Making the transition
If you’re convinced this approach is worth trying, here’s how to introduce it without causing chaos.
Start by gathering data. Even if you’re still using story points, begin tracking throughput alongside velocity. After a few sprints, you’ll be able to show the team how throughput compares in terms of stability and predictability.
Next, invest in slicing skills. Run workshops on vertical slicing. Practice breaking down real backlog items together. Make slicing a core part of your refinement sessions. This is the foundation that makes everything else work.
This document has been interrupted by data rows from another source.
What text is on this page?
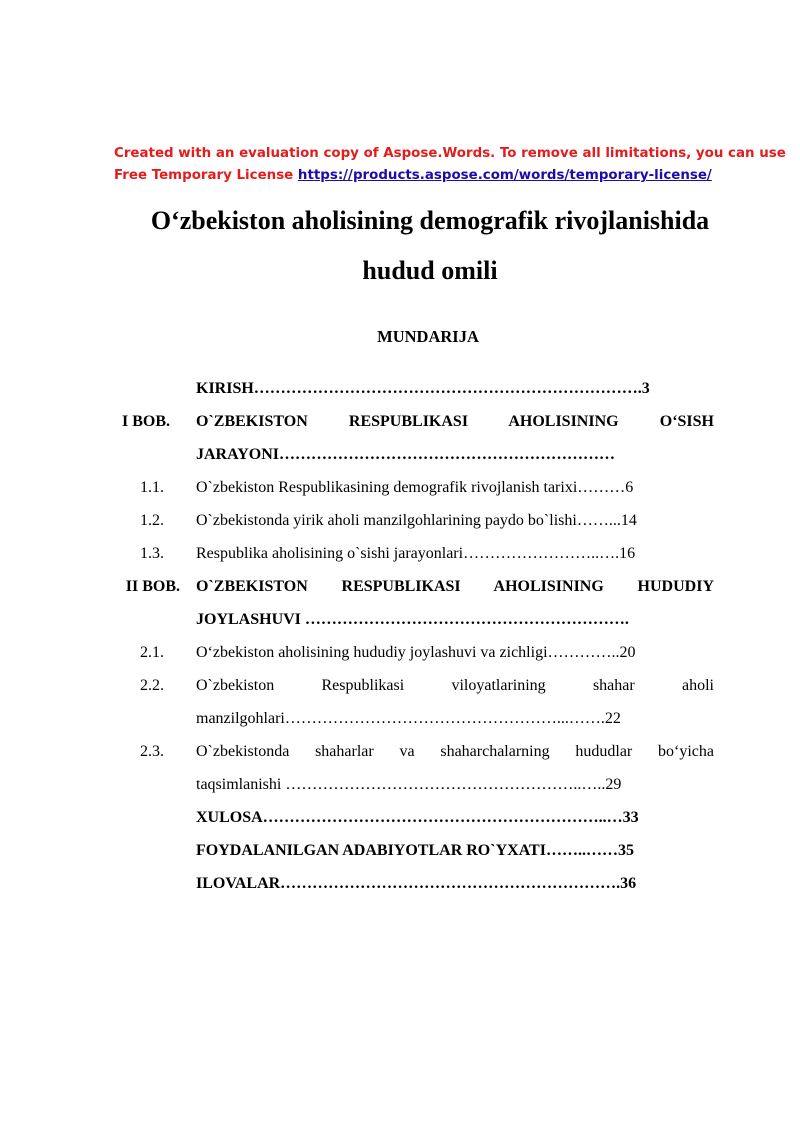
Created with an evaluation copy of Aspose.Words. To remove all limitations, you can use
Free Temporary License https://products.aspose.com/words/temporary-license/
O‘zbekiston aholisining demografik rivojlanishida
hudud omili
MUNDARIJA
KIRISH……………………………………………………………….3
I BOB. O`ZBEKISTON RESPUBLIKASI AHOLISINING O‘SISH
JARAYONI………………………………………………………
1.1. O`zbekiston Respublikasining demografik rivojlanish tarixi………6
1.2. O`zbekistonda yirik aholi manzilgohlarining paydo bo`lishi……...14
1.3. Respublika aholisining o`sishi jarayonlari……………………..….16
II BOB. O`ZBEKISTON RESPUBLIKASI AHOLISINING HUDUDIY
JOYLASHUVI …………………………………………………….
2.1. O‘zbekiston aholisining hududiy joylashuvi va zichligi…………..20
2.2. O`zbekiston Respublikasi viloyatlarining shahar aholi
manzilgohlari……………………………………………...…….22
2.3. O`zbekistonda shaharlar va shaharchalarning hududlar bo‘yicha
taqsimlanishi ………………………………………………..…..29
XULOSA………………………………………………………..…33
FOYDALANILGAN ADABIYOTLAR RO`YXATI……..……35
ILOVALAR……………………………………………………….36
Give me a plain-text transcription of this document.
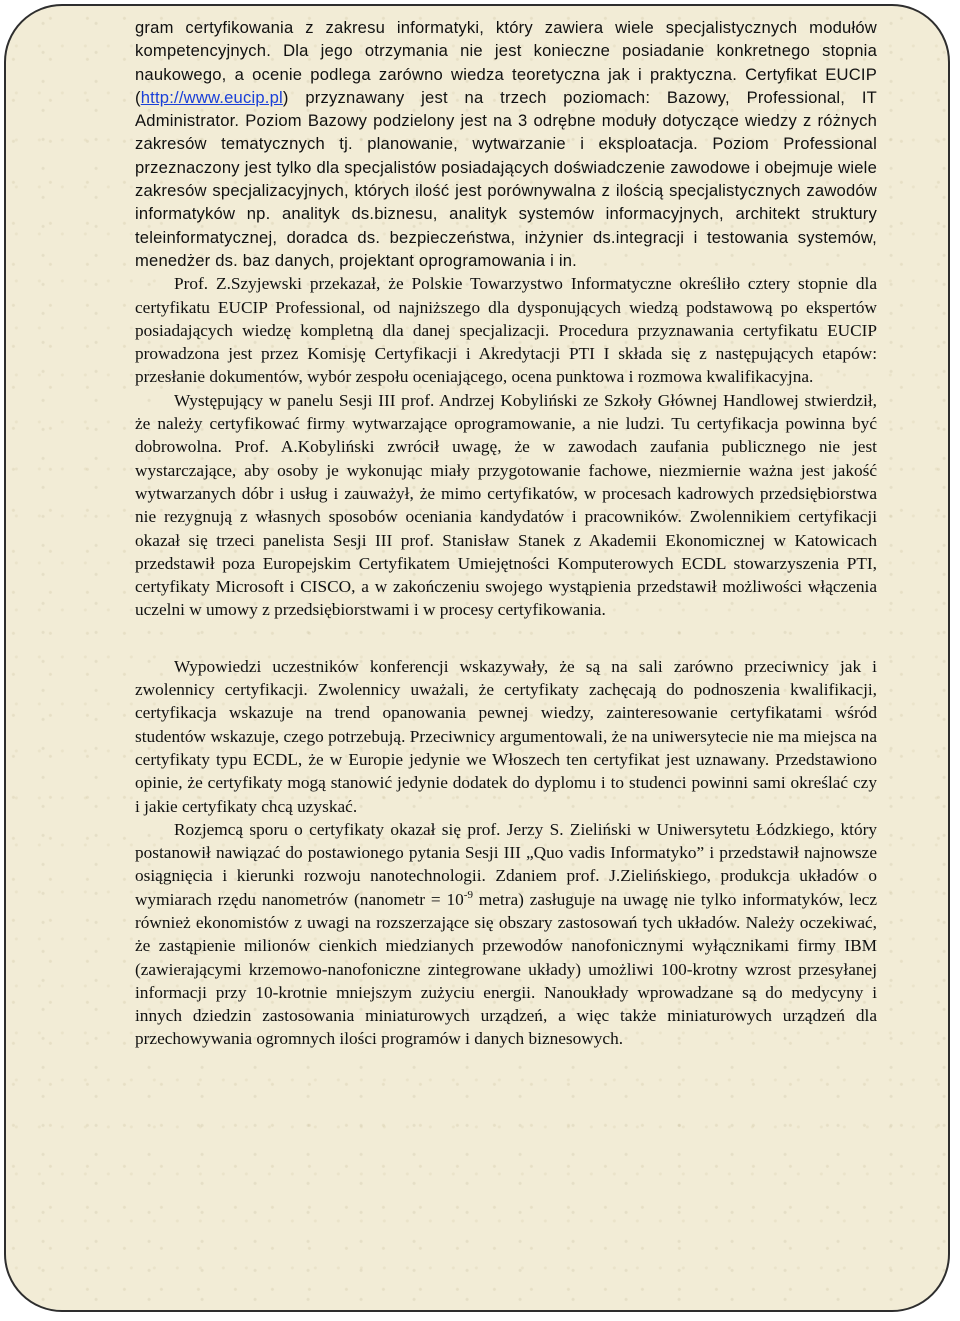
gram certyfikowania z zakresu informatyki, który zawiera wiele specjalistycznych modułów kompetencyjnych. Dla jego otrzymania nie jest konieczne posiadanie konkretnego stopnia naukowego, a ocenie podlega zarówno wiedza teoretyczna jak i praktyczna. Certyfikat EUCIP (http://www.eucip.pl) przyznawany jest na trzech poziomach: Bazowy, Professional, IT Administrator. Poziom Bazowy podzielony jest na 3 odrębne moduły dotyczące wiedzy z różnych zakresów tematycznych tj. planowanie, wytwarzanie i eksploatacja. Poziom Professional przeznaczony jest tylko dla specjalistów posiadających doświadczenie zawodowe i obejmuje wiele zakresów specjalizacyjnych, których ilość jest porównywalna z ilością specjalistycznych zawodów informatyków np. analityk ds.biznesu, analityk systemów informacyjnych, architekt struktury teleinformatycznej, doradca ds. bezpieczeństwa, inżynier ds.integracji i testowania systemów, menedżer ds. baz danych, projektant oprogramowania i in.

Prof. Z.Szyjewski przekazał, że Polskie Towarzystwo Informatyczne określiło cztery stopnie dla certyfikatu EUCIP Professional, od najniższego dla dysponujących wiedzą podstawową po ekspertów posiadających wiedzę kompletną dla danej specjalizacji. Procedura przyznawania certyfikatu EUCIP prowadzona jest przez Komisję Certyfikacji i Akredytacji PTI I składa się z następujących etapów: przesłanie dokumentów, wybór zespołu oceniającego, ocena punktowa i rozmowa kwalifikacyjna.

Występujący w panelu Sesji III prof. Andrzej Kobyliński ze Szkoły Głównej Handlowej stwierdził, że należy certyfikować firmy wytwarzające oprogramowanie, a nie ludzi. Tu certyfikacja powinna być dobrowolna. Prof. A.Kobyliński zwrócił uwagę, że w zawodach zaufania publicznego nie jest wystarczające, aby osoby je wykonując miały przygotowanie fachowe, niezmiernie ważna jest jakość wytwarzanych dóbr i usług i zauważył, że mimo certyfikatów, w procesach kadrowych przedsiębiorstwa nie rezygnują z własnych sposobów oceniania kandydatów i pracowników. Zwolennikiem certyfikacji okazał się trzeci panelista Sesji III prof. Stanisław Stanek z Akademii Ekonomicznej w Katowicach przedstawił poza Europejskim Certyfikatem Umiejętności Komputerowych ECDL stowarzyszenia PTI, certyfikaty Microsoft i CISCO, a w zakończeniu swojego wystąpienia przedstawił możliwości włączenia uczelni w umowy z przedsiębiorstwami i w procesy certyfikowania.

Wypowiedzi uczestników konferencji wskazywały, że są na sali zarówno przeciwnicy jak i zwolennicy certyfikacji. Zwolennicy uważali, że certyfikaty zachęcają do podnoszenia kwalifikacji, certyfikacja wskazuje na trend opanowania pewnej wiedzy, zainteresowanie certyfikatami wśród studentów wskazuje, czego potrzebują. Przeciwnicy argumentowali, że na uniwersytecie nie ma miejsca na certyfikaty typu ECDL, że w Europie jedynie we Włoszech ten certyfikat jest uznawany. Przedstawiono opinie, że certyfikaty mogą stanowić jedynie dodatek do dyplomu i to studenci powinni sami określać czy i jakie certyfikaty chcą uzyskać.

Rozjemcą sporu o certyfikaty okazał się prof. Jerzy S. Zieliński w Uniwersytetu Łódzkiego, który postanowił nawiązać do postawionego pytania Sesji III „Quo vadis Informatyko” i przedstawił najnowsze osiągnięcia i kierunki rozwoju nanotechnologii. Zdaniem prof. J.Zielińskiego, produkcja układów o wymiarach rzędu nanometrów (nanometr = $10^{-9}$ metra) zasługuje na uwagę nie tylko informatyków, lecz również ekonomistów z uwagi na rozszerzające się obszary zastosowań tych układów. Należy oczekiwać, że zastąpienie milionów cienkich miedzianych przewodów nanofonicznymi wyłącznikami firmy IBM (zawierającymi krzemowo-nanofoniczne zintegrowane układy) umożliwi 100-krotny wzrost przesyłanej informacji przy 10-krotnie mniejszym zużyciu energii. Nanoukłady wprowadzane są do medycyny i innych dziedzin zastosowania miniaturowych urządzeń, a więc także miniaturowych urządzeń dla przechowywania ogromnych ilości programów i danych biznesowych.
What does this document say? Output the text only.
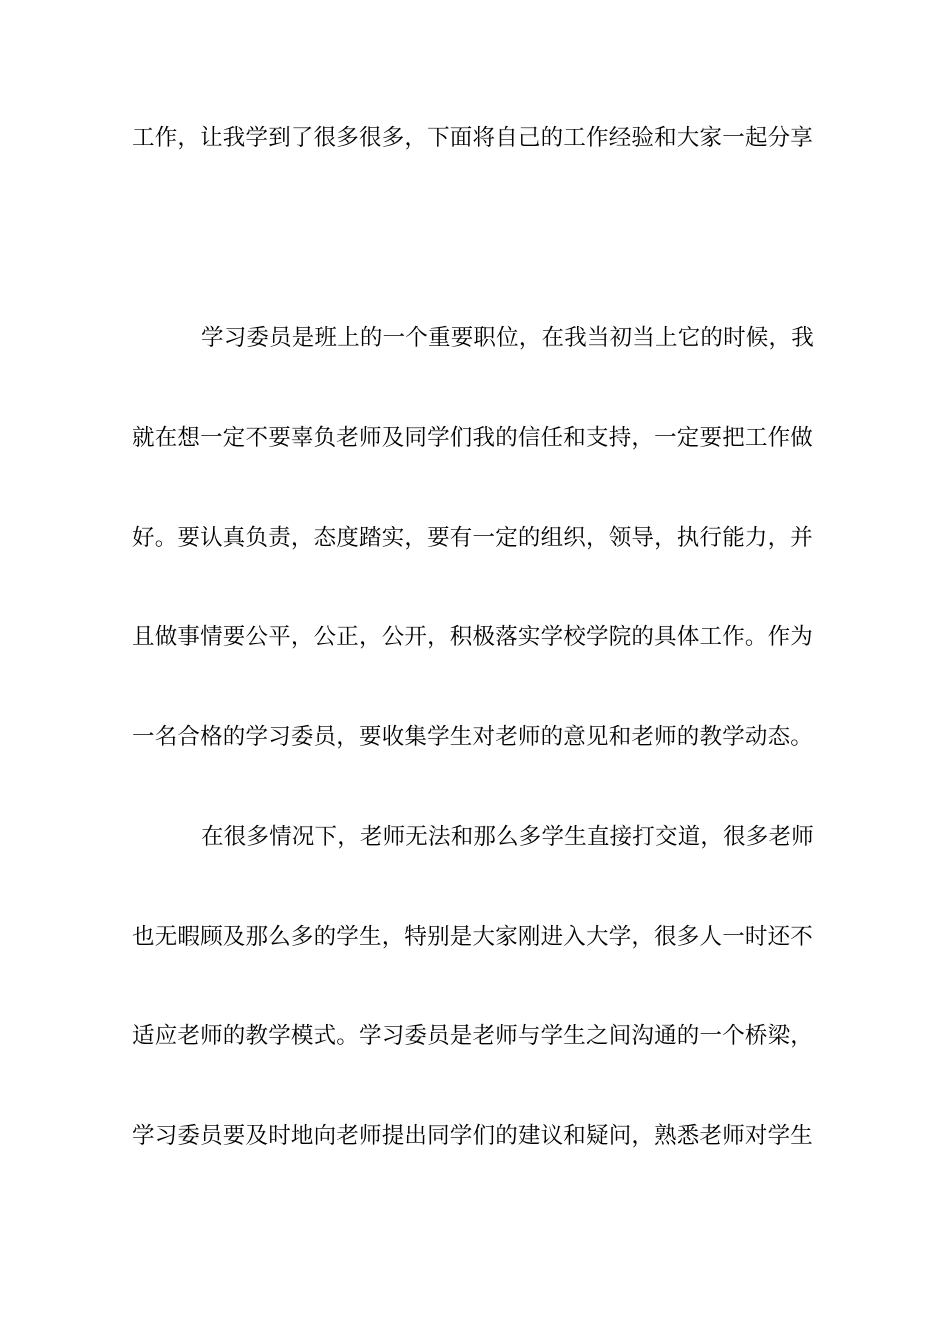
工作，让我学到了很多很多，下面将自己的工作经验和大家一起分享
学习委员是班上的一个重要职位，在我当初当上它的时候，我
就在想一定不要辜负老师及同学们我的信任和支持，一定要把工作做
好。要认真负责，态度踏实，要有一定的组织，领导，执行能力，并
且做事情要公平，公正，公开，积极落实学校学院的具体工作。作为
一名合格的学习委员，要收集学生对老师的意见和老师的教学动态。
在很多情况下，老师无法和那么多学生直接打交道，很多老师
也无暇顾及那么多的学生，特别是大家刚进入大学，很多人一时还不
适应老师的教学模式。学习委员是老师与学生之间沟通的一个桥梁，
学习委员要及时地向老师提出同学们的建议和疑问，熟悉老师对学生
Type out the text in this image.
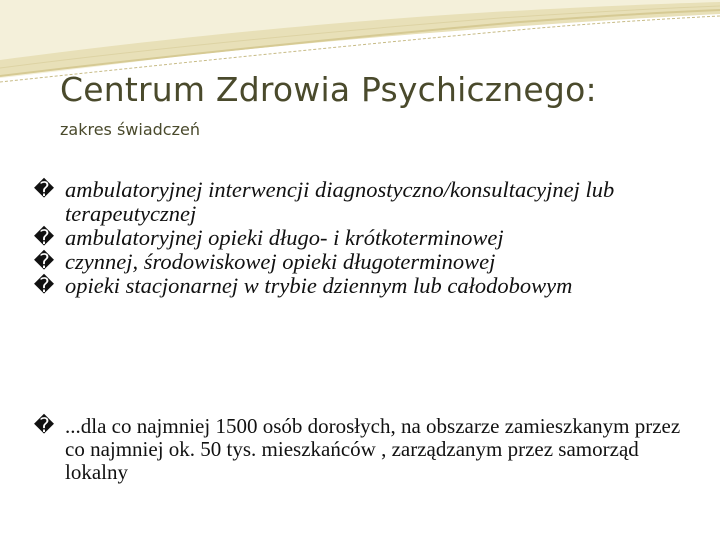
Centrum Zdrowia Psychicznego:
zakres świadczeń
� ambulatoryjnej interwencji diagnostyczno/konsultacyjnej lub terapeutycznej
� ambulatoryjnej opieki długo- i krótkoterminowej
� czynnej, środowiskowej opieki długoterminowej
� opieki stacjonarnej w trybie dziennym lub całodobowym
� ...dla co najmniej 1500 osób dorosłych, na obszarze zamieszkanym przez co najmniej ok. 50 tys. mieszkańców , zarządzanym przez samorząd lokalny
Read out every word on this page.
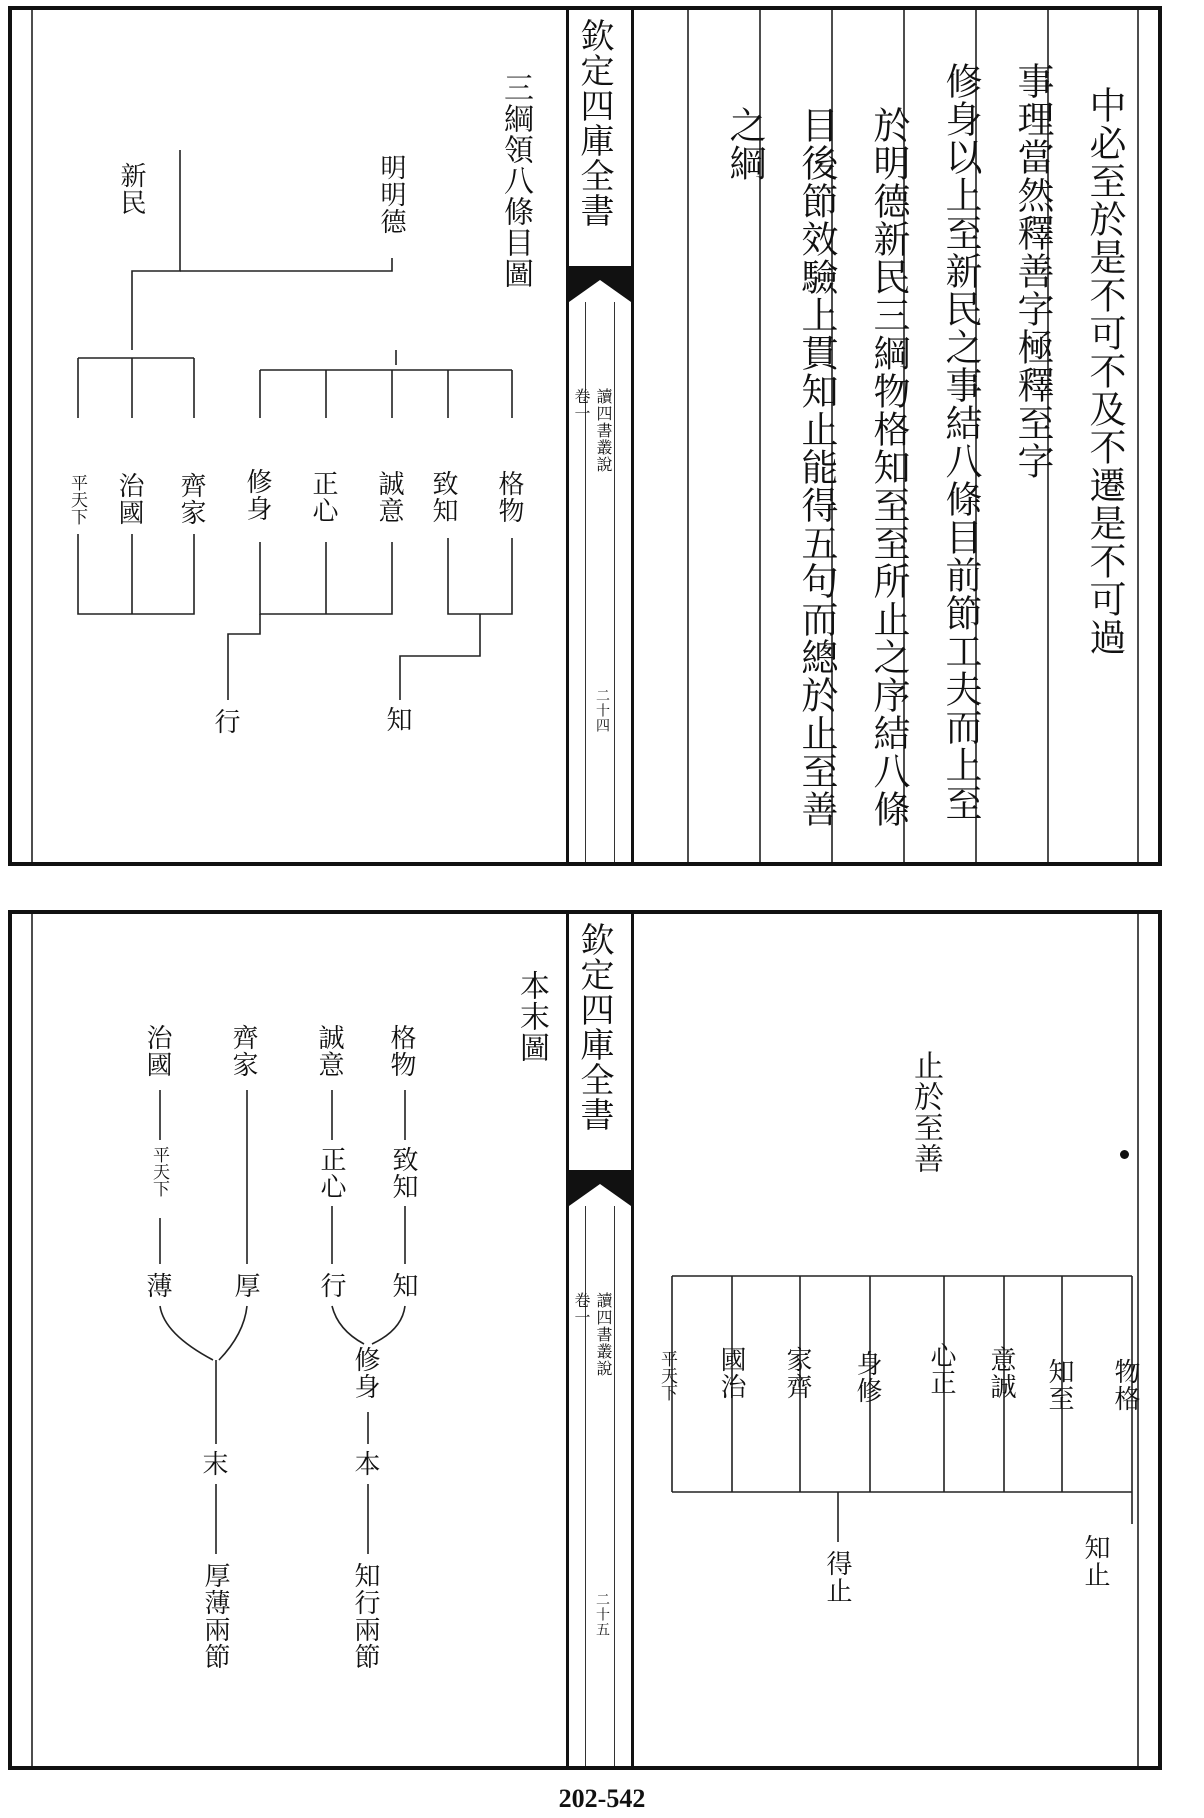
欽定四庫全書
讀四書叢說
卷一
二十四
中必至於是不可不及不遷是不可過
事理當然釋善字極釋至字
修身以上至新民之事結八條目前節工夫而上至
於明德新民三綱物格知至至所止之序結八條
目後節效驗上貫知止能得五句而總於止至善
之綱
三綱領八條目圖
明明德
新民
格物
致知
誠意
正心
修身
齊家
治國
平天下
知
行
欽定四庫全書
讀四書叢說
卷一
二十五
本末圖
格物
致知
知
誠意
正心
行
修身
本
知行兩節
齊家
厚
治國
平天下
薄
末
厚薄兩節
止於至善
物格
知至
意誠
心正
身修
家齊
國治
平天下
知止
得止
202-542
Then propose an experiment. Suggest trying throughput-based planning for three sprints. Frame it as a learning exercise rather than a permanent change. This reduces resistance and gives sceptics a face-saving way to engage.
During the experiment, facilitate planning sessions that focus on understanding and slicing rather than estimating. Keep the conversations grounded in “is this small enough?” rather than “how big is this?”
After three sprints, retrospect together. Was planning faster? Did the team deliver roughly what they forecast? Did the conversations during planning feel more useful? In my experience, teams rarely want to go back once they’ve experienced the simplicity of this approach.
The deeper shift
Moving away from story points isn’t just a process change. It’s a shift in mindset from prediction to measurement, from estimation to understanding, from big batches to small slices.
This shift has benefits beyond planning. Small slices improve flow, reduce risk, accelerate feedback, and make continuous integration actually possible. Teams that slice well deliver more frequently and learn faster. They spend less time in meetings and more time shipping.
Story points were never the point. The point was always to deliver valuable software sustainably. If your current approach to planning isn’t helping you do that, it might be time to try something simpler.